It was probably the foot of a woman. Beyond that mark was another, then another, then another. The footprints followed each other at the distance of a step, and struck across the plain to the right. They were still fresh, and slightly covered with little snow. A woman had just passed that way.
This woman was walking in the direction in which the child had seen the smoke. With his eyes fixed on the footprints, he set himself to follow them.
CHAPTER II.
THE EFFECT OF SNOW.
He journeyed some time along this course. Unfortunately the footprints were becoming less and less distinct. Dense and fearful was the falling of the snow. It was the time when the hooker was so distressed by the snow-storm at sea.
The child, in distress like the vessel, but after another fashion, had, in the inextricable intersection of shadows which rose up before him, no resource but the footsteps in the snow, and he held to it as the thread of a labyrinth.
Suddenly, whether the snow had filled them up or for some other reason, the footsteps ceased. All became even, level, smooth, without a stain, without a detail. There was now nothing but a white cloth drawn over the earth and a black one over the sky. It seemed as if the foot-passenger had flown away. The child, in despair, bent down and searched; but in vain.
As he arose he had a sensation of hearing some indistinct sound, but he could not be sure of it. It resembled a voice, a breath, a shadow. It was more human than animal; more sepulchral than living. It was a sound, but the sound of a dream.
He looked, but saw nothing.
Solitude, wide, naked and livid, was before him. He listened. That which he had thought he heard had faded away. Perhaps it had been but fancy. He still listened. All was silent.
There was illusion in the mist.
He went on his way again. He walked forward at random, with nothing henceforth to guide him.
As he moved away the noise began again. This time he could doubt it no longer. It was a groan, almost a sob.
He turned. He searched the darkness of space with his eyes. He saw nothing. The sound arose once more. If limbo could cry out, it would cry in such a tone.

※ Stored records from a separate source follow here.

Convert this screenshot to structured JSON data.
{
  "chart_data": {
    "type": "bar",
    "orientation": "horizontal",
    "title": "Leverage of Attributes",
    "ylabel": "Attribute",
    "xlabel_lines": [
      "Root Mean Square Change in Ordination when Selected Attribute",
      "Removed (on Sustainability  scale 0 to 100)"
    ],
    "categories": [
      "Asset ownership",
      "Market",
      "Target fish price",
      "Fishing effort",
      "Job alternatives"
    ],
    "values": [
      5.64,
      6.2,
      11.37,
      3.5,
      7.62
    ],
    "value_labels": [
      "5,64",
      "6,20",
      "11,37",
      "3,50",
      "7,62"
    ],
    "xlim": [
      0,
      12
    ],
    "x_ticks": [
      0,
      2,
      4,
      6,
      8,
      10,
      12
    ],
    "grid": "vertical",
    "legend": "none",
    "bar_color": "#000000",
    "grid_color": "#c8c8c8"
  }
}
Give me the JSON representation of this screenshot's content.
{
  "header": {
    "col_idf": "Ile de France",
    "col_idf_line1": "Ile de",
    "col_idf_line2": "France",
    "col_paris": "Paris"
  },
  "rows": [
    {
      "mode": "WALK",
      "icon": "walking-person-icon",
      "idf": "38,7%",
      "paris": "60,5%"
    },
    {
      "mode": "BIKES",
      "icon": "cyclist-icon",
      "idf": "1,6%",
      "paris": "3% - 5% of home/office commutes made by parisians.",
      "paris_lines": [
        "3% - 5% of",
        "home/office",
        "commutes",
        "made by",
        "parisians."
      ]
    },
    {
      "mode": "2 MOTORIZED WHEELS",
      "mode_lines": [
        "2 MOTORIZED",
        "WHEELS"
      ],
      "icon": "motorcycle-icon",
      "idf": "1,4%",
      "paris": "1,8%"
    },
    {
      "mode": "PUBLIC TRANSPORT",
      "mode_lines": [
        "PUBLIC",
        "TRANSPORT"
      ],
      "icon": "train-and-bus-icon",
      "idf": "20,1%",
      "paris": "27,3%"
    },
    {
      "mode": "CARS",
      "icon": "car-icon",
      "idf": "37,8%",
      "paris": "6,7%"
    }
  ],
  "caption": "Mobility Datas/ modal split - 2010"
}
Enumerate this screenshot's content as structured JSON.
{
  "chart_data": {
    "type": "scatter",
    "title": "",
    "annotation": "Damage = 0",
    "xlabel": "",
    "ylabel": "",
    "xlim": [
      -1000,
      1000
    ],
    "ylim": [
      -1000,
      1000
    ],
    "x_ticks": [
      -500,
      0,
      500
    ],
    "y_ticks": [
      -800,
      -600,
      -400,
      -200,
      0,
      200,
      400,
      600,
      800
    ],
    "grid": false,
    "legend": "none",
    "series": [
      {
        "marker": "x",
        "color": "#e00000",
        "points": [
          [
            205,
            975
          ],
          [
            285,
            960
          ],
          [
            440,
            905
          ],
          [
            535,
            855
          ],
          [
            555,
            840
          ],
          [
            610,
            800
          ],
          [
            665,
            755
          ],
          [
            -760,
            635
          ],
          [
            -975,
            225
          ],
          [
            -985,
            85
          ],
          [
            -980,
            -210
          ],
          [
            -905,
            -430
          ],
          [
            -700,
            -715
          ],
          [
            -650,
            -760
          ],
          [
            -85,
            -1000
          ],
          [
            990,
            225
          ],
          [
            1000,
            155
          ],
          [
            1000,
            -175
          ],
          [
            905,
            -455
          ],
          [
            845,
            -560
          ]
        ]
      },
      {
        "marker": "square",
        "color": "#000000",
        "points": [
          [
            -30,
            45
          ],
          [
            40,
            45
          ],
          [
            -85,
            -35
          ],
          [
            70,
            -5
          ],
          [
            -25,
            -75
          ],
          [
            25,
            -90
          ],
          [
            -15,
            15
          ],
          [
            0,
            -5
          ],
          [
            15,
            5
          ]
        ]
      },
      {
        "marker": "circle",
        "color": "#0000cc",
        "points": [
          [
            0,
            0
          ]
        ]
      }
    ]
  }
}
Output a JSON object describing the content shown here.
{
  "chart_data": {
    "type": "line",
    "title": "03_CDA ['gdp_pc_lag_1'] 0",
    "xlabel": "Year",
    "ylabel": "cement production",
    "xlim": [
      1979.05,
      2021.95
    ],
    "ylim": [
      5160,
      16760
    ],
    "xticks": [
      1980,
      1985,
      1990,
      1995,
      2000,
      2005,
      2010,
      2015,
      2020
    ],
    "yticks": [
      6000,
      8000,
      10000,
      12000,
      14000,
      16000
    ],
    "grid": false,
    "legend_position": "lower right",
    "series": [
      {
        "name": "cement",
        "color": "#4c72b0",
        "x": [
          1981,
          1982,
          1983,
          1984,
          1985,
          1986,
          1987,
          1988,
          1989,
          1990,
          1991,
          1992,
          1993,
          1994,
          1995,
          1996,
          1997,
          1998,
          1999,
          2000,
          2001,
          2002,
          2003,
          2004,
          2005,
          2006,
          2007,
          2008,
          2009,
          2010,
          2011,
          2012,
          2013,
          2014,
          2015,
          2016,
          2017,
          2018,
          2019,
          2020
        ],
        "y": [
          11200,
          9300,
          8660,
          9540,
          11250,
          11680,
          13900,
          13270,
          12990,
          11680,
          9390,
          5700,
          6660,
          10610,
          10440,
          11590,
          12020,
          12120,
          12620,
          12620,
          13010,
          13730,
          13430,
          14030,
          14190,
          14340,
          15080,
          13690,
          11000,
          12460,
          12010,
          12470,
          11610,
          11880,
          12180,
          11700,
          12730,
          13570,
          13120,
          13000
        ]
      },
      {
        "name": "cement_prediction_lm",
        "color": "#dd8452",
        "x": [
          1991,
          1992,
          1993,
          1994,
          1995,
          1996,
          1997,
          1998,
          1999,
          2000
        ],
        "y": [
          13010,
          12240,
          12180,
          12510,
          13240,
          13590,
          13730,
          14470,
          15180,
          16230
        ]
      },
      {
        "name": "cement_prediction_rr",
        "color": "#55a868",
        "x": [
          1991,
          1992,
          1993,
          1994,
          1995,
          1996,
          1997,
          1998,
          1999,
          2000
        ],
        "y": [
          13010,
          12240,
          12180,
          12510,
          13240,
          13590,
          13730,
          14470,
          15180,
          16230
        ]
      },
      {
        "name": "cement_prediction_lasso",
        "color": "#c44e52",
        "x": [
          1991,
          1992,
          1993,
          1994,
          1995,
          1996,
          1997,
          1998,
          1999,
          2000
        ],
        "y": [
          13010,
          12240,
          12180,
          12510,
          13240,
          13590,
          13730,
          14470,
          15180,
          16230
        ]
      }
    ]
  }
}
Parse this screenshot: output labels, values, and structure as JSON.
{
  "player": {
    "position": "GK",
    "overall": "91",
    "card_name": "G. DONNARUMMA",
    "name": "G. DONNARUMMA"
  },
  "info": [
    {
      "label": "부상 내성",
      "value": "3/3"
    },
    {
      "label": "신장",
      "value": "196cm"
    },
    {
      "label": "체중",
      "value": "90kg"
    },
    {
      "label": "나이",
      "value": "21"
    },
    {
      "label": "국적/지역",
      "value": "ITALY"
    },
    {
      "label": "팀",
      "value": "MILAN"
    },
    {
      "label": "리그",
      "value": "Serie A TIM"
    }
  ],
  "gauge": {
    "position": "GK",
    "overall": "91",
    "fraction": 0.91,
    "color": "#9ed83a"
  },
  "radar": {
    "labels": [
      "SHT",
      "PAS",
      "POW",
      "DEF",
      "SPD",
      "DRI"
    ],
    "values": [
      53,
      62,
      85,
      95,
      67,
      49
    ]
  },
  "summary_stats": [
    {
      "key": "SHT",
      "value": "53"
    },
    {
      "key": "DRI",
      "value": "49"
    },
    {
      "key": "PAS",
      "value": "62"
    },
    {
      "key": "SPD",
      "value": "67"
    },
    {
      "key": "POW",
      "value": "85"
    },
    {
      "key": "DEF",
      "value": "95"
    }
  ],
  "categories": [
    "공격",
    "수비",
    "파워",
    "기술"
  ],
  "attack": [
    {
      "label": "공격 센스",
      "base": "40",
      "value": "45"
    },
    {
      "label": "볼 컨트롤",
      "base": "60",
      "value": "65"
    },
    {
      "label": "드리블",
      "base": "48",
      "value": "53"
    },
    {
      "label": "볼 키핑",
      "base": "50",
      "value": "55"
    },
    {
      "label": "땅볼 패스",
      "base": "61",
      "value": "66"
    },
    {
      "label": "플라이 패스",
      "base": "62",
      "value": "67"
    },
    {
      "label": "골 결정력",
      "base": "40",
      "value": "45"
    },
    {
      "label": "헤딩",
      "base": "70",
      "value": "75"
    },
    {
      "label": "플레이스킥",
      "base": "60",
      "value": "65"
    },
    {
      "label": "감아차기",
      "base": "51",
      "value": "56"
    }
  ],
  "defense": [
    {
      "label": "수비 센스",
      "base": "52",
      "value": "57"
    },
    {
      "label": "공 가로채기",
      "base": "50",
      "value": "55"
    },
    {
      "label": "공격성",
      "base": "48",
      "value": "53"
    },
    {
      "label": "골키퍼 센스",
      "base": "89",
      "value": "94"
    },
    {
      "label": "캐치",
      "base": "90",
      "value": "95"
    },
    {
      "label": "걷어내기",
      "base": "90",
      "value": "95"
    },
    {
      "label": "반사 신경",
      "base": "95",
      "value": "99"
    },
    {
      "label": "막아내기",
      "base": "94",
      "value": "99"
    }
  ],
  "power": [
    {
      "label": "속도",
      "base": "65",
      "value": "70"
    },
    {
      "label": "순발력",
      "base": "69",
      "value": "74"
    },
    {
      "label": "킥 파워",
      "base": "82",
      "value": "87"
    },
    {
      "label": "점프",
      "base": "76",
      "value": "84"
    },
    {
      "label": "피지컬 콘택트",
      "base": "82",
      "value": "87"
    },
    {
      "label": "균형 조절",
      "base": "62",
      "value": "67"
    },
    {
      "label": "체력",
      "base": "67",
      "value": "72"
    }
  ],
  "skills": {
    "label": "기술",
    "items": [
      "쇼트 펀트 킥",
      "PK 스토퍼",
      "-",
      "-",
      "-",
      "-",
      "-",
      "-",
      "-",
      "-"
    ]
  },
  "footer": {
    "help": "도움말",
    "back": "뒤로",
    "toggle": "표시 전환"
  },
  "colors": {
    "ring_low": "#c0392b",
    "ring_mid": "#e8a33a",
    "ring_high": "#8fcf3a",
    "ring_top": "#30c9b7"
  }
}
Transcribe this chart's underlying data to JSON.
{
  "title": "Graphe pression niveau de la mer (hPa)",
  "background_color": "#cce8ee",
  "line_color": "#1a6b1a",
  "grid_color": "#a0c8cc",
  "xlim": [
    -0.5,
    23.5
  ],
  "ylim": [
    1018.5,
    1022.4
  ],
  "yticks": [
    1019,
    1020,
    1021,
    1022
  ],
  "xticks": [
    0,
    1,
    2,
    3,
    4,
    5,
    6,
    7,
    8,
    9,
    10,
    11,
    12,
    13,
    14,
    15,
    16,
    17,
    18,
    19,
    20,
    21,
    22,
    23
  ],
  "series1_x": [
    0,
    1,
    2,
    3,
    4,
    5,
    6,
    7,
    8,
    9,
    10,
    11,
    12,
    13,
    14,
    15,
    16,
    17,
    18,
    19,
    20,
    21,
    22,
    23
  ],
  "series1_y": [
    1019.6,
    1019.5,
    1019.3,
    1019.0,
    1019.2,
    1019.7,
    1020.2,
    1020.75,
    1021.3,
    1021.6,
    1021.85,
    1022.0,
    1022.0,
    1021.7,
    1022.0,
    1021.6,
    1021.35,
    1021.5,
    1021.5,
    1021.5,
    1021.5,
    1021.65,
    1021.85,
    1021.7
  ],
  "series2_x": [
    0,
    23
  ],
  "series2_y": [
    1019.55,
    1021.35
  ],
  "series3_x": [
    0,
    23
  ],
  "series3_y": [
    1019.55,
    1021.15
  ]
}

Nothing so penetrating, so piercing, so feeble as the voice—for it was a voice. It arose from a soul. There was palpitation in the murmur. Nevertheless, it seemed uttered almost unconsciously. It was an appeal of suffering, not knowing that it suffered or that it appealed.
The cry—perhaps a first breath, perhaps a last sigh—was equally distant from the rattle which closes life and the wail with which it commences. It breathed, it was stifled, it wept, a gloomy supplication from the depths of night. The child fixed his attention everywhere, far, near, on high, below. There was no one. There was nothing. He listened. The voice arose again. He perceived it distinctly. The sound somewhat resembled the bleating of a lamb.